There are ways to emulate materialized views in MySQL using stored procedures, triggers, and events. You create a stored procedure that updates the aggregate data. If the aggregate data has to be updated on every insert you could define a trigger to call the procedure. If the data has to be updated every few hours you could define a MySQL scheduler event or a cron job to do it.

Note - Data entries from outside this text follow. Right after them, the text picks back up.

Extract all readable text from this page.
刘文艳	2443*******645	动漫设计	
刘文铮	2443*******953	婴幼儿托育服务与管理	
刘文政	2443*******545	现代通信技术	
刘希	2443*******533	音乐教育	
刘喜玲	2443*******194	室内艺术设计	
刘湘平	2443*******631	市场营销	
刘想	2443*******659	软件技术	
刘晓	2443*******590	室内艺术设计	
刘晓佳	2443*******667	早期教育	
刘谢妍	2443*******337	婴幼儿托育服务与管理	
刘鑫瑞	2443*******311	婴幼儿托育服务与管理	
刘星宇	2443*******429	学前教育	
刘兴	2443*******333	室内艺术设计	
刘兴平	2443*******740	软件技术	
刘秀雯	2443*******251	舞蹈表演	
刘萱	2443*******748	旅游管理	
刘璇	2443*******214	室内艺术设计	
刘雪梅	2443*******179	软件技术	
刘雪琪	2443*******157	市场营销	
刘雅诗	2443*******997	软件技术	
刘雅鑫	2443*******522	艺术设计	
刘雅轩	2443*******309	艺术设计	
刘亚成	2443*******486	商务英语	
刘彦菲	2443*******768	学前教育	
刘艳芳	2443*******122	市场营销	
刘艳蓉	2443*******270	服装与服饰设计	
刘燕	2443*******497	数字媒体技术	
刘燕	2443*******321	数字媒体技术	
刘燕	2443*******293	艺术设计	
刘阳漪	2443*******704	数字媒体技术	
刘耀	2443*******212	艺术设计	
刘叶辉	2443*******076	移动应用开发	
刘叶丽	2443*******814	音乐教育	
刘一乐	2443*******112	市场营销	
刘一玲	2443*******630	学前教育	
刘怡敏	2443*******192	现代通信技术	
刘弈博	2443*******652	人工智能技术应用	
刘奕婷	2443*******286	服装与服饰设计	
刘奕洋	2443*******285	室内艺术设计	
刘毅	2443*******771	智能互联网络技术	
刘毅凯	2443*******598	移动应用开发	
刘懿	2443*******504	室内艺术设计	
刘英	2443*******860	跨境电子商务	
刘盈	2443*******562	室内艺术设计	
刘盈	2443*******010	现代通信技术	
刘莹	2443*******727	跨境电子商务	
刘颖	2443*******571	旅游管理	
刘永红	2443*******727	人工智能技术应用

There is a combined approach, similar to your option 3, that does not depend on the dates of the input data; imagine what would happen if some new data arrives a moment too late and does not make it into the aggregation. (You might not have this problem, I don't know.) You could define a trigger that inserts new data into a "backlog," and have the procedure update the aggregate table from the backlog only.
All these methods are described in detail in this article: http://www.fromdual.com/mysql-materialized-views
I have a more or less good working query (concerning to the result) but it takes about 45seconds to be processed. That's definitely too long for presenting the data in a GUI.
So my demand is to find a much faster/efficient query (something around a few milliseconds would be nice)
My data table has something around 3000 ~2,619,395 entries and is still growing.
Schema:
num | station | fetchDate | exportValue | error
1 | PS1 | 2010-10-01 07:05:17 | 300 | 0
2 | PS2 | 2010-10-01 07:05:19 | 297 | 0
923 | PS1 | 2011-11-13 14:45:47 | 82771 | 0
Explanation
the exportValue is always incrementing
the exportValue represents the actual absolute value
in my case there are 10 stations
every ~15 minutes 10 new entries are written to the table
error is just an indicator for a proper working station
Working query:
select
YEAR(fetchDate), station, Max(exportValue)-MIN(exportValue)
from
registros
where
exportValue > 0 and error = 0
group
by station, YEAR(fetchDate)
order
by YEAR(fetchDate), station
Output:
Year | station | Max-Min
2008 | PS1 | 24012
2008 | PS2 | 23709
2009 | PS1 | 28102
2009 | PS2 | 25098
My thoughts on it:
writing several queries with between statements like 'between 2008-01-01 and 2008-01-02' to fetch the MIN(exportValue) and between 2008-12-30 and 2008-12-31' to grab the MAX(exportValue) - Problem: a lot of queries and the problem with having no data in a specified time range (it's not guaranteed that there will be data)
limiting the resultset to my 10 stations only with using order by MIN(fetchDate) - problem: takes also a long time to process the query
Additional Info:
I'm using the query in a JAVA Application. That means, it would be possible to do some post-processing on the resultset if necessary. (JPA 2.0)
Any help/approaches/ideas are very appreciated. Thanks in advance.
Adding suitable indexes will help.
2 compound indexes will speed things up significantly:
ALTER TABLE tbl_name ADD INDEX (error, exportValue);
ALTER TABLE tbl_name ADD INDEX (station, fetchDate);
This query running on 3000 records should be extremely fast.
Suggestions:
do You have PK set on this table? station, fetchDate?
add indexes; You should experiment and try with indexes as rich.okelly suggested in his answer
depending on experiments with indexes, try breaking your query into multiple statements - in one stored procedure; this way You will not loose time in network traffic between multiple queries sent from client to mysql
You mentioned that You tried with separate queries and there is a problem when there is no data for particular month; it is regular case in business applications, You should handle it in a "master query" (stored procedure or application code)
guess fetchDate is current date and time at the moment of record insertion; consider keeping previous months data in sort of summary table with fields: year, month, station, max(exportValue), min(exportValue) - this means that You should insert summary records in summary table at the end of each month; deleting, keeping or moving detail records to separate table is your choice
Since your table is rapidly growing (every 15 minutes) You should take the last suggestion into account. Probably, there is no need to keep detailed history at one place. Archiving data is process that should be done as part of maintenance.